[Note: This is the prepared text for a speech given April 27, 2014 at the Portland UCG Spokesman’s Club.]
There once was a chicken
Whose face was quite stricken,
For he knew it was time
For his master to dine,
For knew he would taste finger lickin’.
Thus begins one of the first poems I ever wrote, as a nine year old in the forth grade, and in the years since then I have written much more. All of us have hobbies or even passions that we spend a great deal of time honing and practicing that have helped us develop and refine who we are and how we deal with the world. Today, I would like to take at least a few minutes to discuss some of the reasons why I write, in the hope that we may all examine the reasons why we do what we do.
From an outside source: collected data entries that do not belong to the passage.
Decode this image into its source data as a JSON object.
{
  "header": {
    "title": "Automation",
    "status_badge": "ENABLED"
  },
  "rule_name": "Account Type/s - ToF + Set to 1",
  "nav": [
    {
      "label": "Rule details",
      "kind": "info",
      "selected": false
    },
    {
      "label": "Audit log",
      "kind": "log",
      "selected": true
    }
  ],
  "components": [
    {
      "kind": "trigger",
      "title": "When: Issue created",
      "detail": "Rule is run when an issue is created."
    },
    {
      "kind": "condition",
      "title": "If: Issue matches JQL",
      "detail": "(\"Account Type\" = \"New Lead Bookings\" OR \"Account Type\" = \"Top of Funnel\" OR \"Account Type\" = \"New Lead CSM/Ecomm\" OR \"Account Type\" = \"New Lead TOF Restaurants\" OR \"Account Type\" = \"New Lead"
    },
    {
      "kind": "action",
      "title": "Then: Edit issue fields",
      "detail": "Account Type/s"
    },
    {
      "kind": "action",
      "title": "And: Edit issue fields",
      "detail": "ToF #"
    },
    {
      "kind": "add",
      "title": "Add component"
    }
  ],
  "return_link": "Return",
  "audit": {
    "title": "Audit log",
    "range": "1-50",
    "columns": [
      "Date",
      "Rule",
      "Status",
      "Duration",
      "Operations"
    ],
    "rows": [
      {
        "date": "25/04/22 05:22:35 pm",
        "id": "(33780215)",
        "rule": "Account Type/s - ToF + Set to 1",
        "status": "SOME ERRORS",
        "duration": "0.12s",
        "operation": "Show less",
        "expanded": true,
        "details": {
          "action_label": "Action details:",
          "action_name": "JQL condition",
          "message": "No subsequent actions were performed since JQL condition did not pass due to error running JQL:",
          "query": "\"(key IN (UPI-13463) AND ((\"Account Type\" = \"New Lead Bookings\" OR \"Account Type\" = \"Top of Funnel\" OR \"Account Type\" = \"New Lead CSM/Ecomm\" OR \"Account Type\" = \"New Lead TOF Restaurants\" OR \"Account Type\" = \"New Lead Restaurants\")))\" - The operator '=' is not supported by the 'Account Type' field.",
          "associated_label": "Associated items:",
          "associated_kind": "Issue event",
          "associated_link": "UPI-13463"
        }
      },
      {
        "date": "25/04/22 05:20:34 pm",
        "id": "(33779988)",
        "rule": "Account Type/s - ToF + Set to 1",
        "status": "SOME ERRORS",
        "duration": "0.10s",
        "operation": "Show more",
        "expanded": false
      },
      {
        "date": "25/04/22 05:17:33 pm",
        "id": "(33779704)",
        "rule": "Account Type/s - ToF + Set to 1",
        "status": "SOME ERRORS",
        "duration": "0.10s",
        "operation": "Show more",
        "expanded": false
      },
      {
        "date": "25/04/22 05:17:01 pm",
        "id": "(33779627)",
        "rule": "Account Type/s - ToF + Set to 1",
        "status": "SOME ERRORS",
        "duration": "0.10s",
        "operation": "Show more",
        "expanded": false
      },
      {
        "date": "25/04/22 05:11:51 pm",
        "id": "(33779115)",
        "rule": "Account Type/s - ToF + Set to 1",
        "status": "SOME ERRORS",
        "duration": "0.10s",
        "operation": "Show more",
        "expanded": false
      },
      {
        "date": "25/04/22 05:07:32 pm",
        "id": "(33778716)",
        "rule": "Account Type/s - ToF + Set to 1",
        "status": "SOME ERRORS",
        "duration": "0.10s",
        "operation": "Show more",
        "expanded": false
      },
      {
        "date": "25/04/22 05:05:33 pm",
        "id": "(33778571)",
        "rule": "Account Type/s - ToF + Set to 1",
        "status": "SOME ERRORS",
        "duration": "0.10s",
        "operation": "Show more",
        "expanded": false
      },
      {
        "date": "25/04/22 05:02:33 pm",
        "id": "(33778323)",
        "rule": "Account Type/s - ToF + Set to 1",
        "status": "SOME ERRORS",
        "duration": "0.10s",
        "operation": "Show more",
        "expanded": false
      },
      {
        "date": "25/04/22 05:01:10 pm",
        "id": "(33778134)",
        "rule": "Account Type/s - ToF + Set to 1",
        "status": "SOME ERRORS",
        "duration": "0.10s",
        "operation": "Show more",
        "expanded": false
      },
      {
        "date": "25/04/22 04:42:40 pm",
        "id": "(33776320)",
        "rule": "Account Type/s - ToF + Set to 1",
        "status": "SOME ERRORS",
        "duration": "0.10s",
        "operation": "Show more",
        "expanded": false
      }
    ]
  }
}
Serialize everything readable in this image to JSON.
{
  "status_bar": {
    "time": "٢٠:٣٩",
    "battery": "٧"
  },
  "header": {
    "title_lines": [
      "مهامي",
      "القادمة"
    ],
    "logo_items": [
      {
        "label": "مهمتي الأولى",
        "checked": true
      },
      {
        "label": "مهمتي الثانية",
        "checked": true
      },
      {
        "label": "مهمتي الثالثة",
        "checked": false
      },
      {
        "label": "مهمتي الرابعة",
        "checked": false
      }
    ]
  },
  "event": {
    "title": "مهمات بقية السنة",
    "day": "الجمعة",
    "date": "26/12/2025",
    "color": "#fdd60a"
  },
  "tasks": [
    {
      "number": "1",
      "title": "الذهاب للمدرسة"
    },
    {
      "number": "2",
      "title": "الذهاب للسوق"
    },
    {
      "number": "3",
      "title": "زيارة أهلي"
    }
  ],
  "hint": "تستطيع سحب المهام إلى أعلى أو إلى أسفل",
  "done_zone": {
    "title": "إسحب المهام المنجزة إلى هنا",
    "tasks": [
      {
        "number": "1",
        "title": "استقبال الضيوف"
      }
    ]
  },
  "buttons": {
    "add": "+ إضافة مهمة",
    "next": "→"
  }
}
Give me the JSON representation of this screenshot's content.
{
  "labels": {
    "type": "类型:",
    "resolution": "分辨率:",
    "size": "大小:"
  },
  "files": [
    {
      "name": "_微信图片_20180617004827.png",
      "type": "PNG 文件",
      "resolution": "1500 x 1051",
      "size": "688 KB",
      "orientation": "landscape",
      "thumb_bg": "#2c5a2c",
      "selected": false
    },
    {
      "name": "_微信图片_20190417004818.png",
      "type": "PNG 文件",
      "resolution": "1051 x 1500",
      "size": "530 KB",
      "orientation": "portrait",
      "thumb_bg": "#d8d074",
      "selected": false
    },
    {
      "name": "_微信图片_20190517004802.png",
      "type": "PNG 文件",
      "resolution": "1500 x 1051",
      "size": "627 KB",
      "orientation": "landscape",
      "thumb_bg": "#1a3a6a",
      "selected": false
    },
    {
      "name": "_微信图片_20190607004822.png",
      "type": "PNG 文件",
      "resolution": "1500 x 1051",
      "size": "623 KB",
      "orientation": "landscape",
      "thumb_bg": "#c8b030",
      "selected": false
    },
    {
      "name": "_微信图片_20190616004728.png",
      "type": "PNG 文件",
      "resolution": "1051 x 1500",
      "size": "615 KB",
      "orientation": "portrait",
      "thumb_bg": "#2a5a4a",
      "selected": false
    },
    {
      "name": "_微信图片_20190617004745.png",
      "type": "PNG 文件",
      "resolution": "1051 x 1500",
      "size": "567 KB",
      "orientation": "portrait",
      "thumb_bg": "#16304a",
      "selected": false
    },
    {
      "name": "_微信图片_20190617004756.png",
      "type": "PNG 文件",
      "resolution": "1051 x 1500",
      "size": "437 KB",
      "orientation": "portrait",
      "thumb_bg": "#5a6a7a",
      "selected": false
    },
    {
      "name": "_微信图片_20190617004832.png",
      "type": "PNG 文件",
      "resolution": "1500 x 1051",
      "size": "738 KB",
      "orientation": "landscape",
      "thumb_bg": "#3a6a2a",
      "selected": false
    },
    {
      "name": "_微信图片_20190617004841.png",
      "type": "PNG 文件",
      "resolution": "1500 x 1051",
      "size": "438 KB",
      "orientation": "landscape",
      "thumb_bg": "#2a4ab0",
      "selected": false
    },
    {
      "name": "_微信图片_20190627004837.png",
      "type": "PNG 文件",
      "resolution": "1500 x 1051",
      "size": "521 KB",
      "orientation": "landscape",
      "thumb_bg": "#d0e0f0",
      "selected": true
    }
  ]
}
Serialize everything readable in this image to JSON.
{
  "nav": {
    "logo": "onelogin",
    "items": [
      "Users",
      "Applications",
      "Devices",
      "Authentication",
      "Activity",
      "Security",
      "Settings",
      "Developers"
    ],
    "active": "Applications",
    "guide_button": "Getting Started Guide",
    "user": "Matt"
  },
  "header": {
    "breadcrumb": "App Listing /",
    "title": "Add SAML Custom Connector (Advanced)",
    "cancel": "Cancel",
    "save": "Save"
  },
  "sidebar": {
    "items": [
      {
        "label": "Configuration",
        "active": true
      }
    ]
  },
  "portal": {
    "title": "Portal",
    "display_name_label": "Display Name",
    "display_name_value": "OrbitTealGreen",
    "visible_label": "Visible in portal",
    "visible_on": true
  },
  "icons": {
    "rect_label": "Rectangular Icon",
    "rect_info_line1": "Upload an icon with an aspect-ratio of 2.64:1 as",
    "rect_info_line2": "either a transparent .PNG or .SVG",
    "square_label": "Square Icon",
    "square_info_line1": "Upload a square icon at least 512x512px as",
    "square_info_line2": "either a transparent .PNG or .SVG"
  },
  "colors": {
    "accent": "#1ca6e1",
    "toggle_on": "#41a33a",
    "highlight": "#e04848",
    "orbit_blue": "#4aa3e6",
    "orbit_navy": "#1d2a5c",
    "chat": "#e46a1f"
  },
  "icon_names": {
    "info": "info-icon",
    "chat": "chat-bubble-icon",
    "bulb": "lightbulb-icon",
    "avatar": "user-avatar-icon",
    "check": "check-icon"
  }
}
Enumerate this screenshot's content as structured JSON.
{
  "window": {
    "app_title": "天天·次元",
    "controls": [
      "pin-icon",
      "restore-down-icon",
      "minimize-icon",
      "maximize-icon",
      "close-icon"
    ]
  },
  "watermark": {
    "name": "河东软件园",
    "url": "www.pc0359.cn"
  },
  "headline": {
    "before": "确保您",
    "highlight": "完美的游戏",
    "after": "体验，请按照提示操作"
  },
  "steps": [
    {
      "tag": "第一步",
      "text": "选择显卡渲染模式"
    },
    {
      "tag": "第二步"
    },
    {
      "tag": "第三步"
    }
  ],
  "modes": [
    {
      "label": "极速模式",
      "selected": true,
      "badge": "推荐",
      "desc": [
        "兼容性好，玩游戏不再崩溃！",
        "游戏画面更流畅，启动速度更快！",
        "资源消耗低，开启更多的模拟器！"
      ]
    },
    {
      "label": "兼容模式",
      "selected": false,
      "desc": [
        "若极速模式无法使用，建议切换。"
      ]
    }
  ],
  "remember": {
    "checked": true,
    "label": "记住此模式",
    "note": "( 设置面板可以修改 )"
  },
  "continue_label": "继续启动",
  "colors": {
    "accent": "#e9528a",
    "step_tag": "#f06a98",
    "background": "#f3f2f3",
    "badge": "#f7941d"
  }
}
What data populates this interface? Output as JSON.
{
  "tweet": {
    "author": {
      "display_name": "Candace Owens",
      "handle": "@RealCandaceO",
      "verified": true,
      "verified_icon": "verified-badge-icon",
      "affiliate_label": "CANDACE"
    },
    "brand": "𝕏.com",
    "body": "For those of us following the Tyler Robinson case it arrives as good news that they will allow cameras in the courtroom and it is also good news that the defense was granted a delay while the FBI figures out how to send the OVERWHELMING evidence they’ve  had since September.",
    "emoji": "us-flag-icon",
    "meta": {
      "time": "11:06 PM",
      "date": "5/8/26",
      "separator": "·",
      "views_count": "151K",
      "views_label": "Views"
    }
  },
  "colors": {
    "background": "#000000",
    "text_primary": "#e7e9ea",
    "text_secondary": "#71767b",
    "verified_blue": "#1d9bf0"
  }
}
The main reason why I write is that it was first required by school and refined through frequent homework. I wrote my first poems in the fourth grade as a school assignment, including the limerick I began with today. I wrote my first play as part of a school assignment as a ninth grader about Greek History. I wrote the vast majority of my first few dozen essays as a student in school. The same is true for my first short stories, written as a high school student. Even the first speech I gave at the age of ten came about through an opportunity from school. Likewise, the first articles I wrote as a journalist came about because of my work with Debbie Werner for the ABC Times while in Cincinnati. The forms of writing that I choose to express myself are largely those I have been exposed to as a result of my studies, practiced due to necessity and then chosen for familiarity and comfort later on.
An important secondary reason why I write is that writing provides a way for me to express my thoughts and feelings without personal conflict. For a variety of personal reasons, I am both someone who feels a great and urgent need to express myself often and deeply and sincerely but who also finds face-to-face arguments and fights to be extremely unpleasant. Writing, along with music, represent the primary ways in which I say what needs to be said at arm’s length, so that it can be done without the threat of violence but which allow for some expression of both the thoughts and feelings I have about life.
Finally, I have used writing as a way to refine my opinions and beliefs in the process of expression. There are some people who can think best internally, keeping close counsel with themselves as they mull over a given issue or situation. Unfortunately, I tend to stew rather unproductively over issues unless I have a means of expressing my thoughts, and in the process of speaking or writing editing and clarifying and refining those thoughts until I properly understand them. For me, I must bring what is inside to the outside, and deal with it externally before placing it back inside of me after the reflection that occurs through the labor of putting thoughts and feelings and impressions and analysis onto a page or a screen. I must admit, though, it has been tempting to wish that I had a better ability to keep things inside, as it would make life much less troublesome, but I have been unable to do so very successfully.
Today I have sought to explore some of the reasons why I write, based on those forms that I have practiced through years of schooling, as a way of self-expression and self-preservation that avoids painful interpersonal conflict, and that helps to refine the content of the thoughts and feelings inside of me through the process of writing itself. No doubt many of you have similar passions that have resulted from your own mixture of life experiences and native personality, and perhaps reflecting for a moment on your own passions and avocations may be similarly fruitful for you also. For it is immensely useful for us to have at least some grasp of understanding why we do the things we do. Thank you all.